Dementsprechend ist der Ton gesetzter als in den vorangegangenen Filmen. Before Sunrise – Zwischenstopp in Wien war ein Liebesfilm über den Zauber der ersten Begegnung, Before Sunset handelte von dem unglücklichen Pragmatismus, der sich ins Leben einschleichen kann und aus dem ein Ausweg gesucht wird, während Before Midnight ein gewisses Gefühl von „Pass auf, was du dir wünschst“ versprüht. Celine und Jesse haben das, was sie sich neun Jahre lang wünschten und nun steht ihre Beziehung mehr zu Disposition als jemals zuvor. Der Zuschauer wird lange Zeit in der Schwebe gehalten, ob das großartigste Leinwandpaar aller Zeiten überhaupt eine Zukunft hat. Wieder krachen Vorstellungen und Realität aufeinander, nur anders als in Before Sunrise hat dies diesmal Konsequenzen. Die Beiden stehen nicht mehr für sich allein, ihre Verantwortungen sind größer und mit ihnen die Ängste und Nöte. Eindeutige Postionen beziehen die Protagonisten ohnehin nicht. Ist Jesse unverantwortlich, weil er für Celine seine Familie im Stich gelassen hat, auch wenn die Mutter seines Sohns emotionale Probleme hat und ihn verachtet? Ist Celine unflexibel, wenn sie einen potenziellen Umzug nach Chicago ausschließt? Die Fragen, mit denen sie sich herumschlagen müssen, sind keine Lappalien. Before Midnight ist ein Film über die tragikomische Schönheit des ganz normalen Lebens.

Zudem ist Before Midnight sich seiner Selbst geradezu süffisant bewusst. Der Film räumt ein, dass das Kennenlernen seines Paares in der heutigen Zeit dank Internet und Smartphones nicht mehr in dieser Form möglich wäre und auch, dass die Protagonisten älter geworden sind. Wenn Jesse seinen Sohn am Beginn des Films zum Flughafen bringt und sich über alle Maßen bemüht, mit dem Teenager ein Gespräch zu führen, dann kollidiert der im Selbstverständnis immer noch jugendlich-coole Jesse mit der harschen Realität aus der Sicht seines Sohnes. Er ist einfach nur ein leicht nerviger Vater, dem man Verrücktheiten wie in Before Sunrise niemals zutrauen würde. Before Midnight ist voller solchen kleinen, wunderbaren Momenten.

Was wird aus Celine und Jesse? In neun Jahren sind sie 50, der Sohn erwachsen, die Töchter in ihren letzten Teenagerjahren.

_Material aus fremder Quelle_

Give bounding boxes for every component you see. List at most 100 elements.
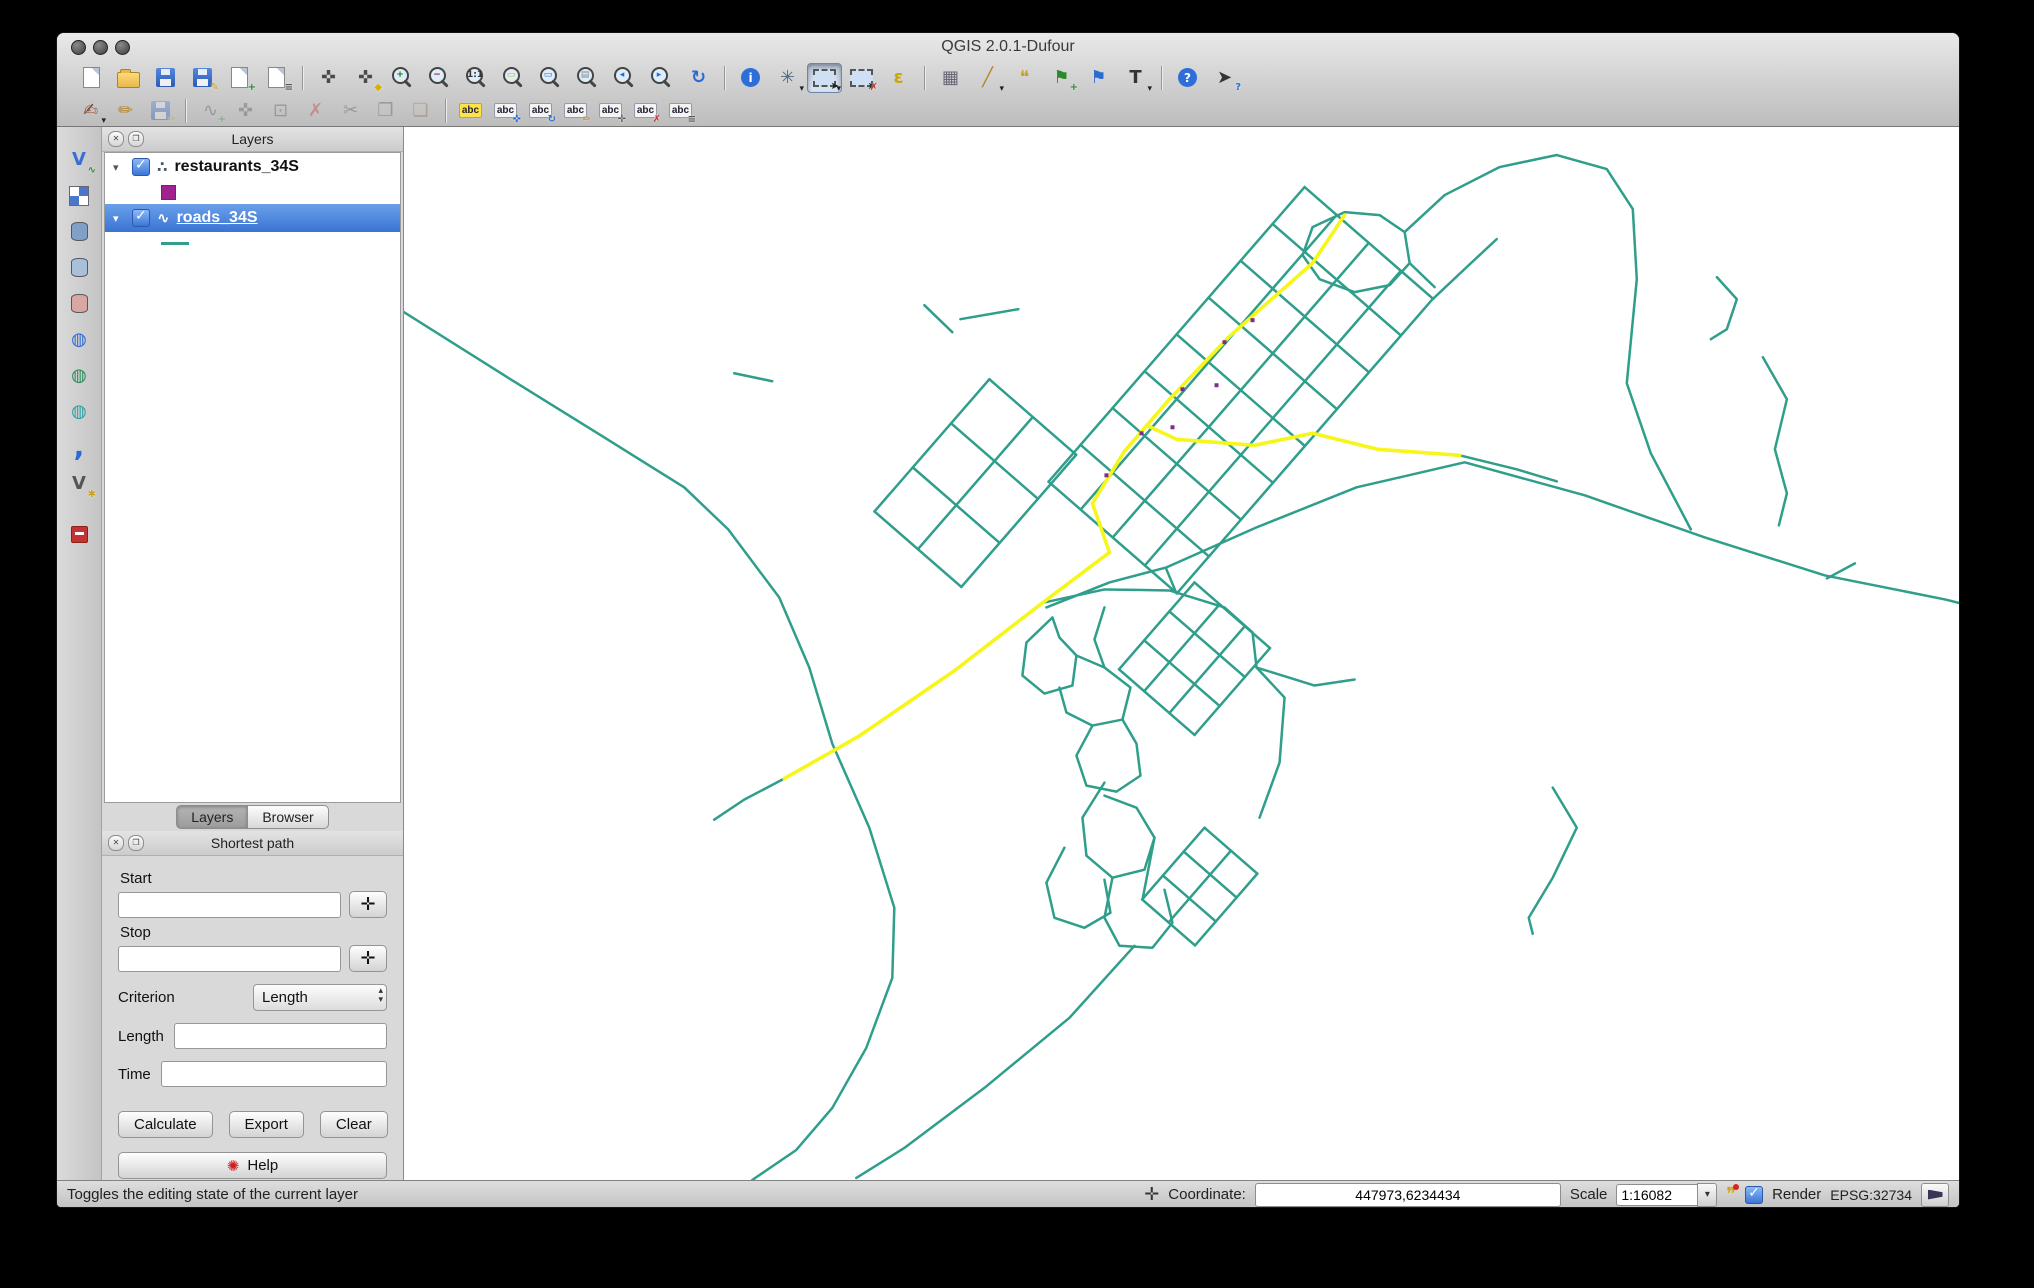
clear-button[interactable]: Clear [319, 1111, 388, 1138]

Die Kinder werden das Alter ihrer Eltern in Before Sunrise erreichen, was wird das für alle Beteiligten bedeuten? Chicago oder Paris? Trennung oder Durchhalten? Before Midnight endet zwar versöhnlich, nicht aber ohne eine ungewisse Grundnote. Alles ist möglich in dieser Liebesgeschichte und es erscheint ausgeschlossen, dass das Niveau absacken könnte. Dies ist ein intimer, ein subtiler, ein großer kleiner Film. Und Teil einer der besten Filmreihen aller Zeiten. Wer davon nach den ersten zwei Teilen noch nicht restlos überzeugt war, der wird es nach Before Midnight sein.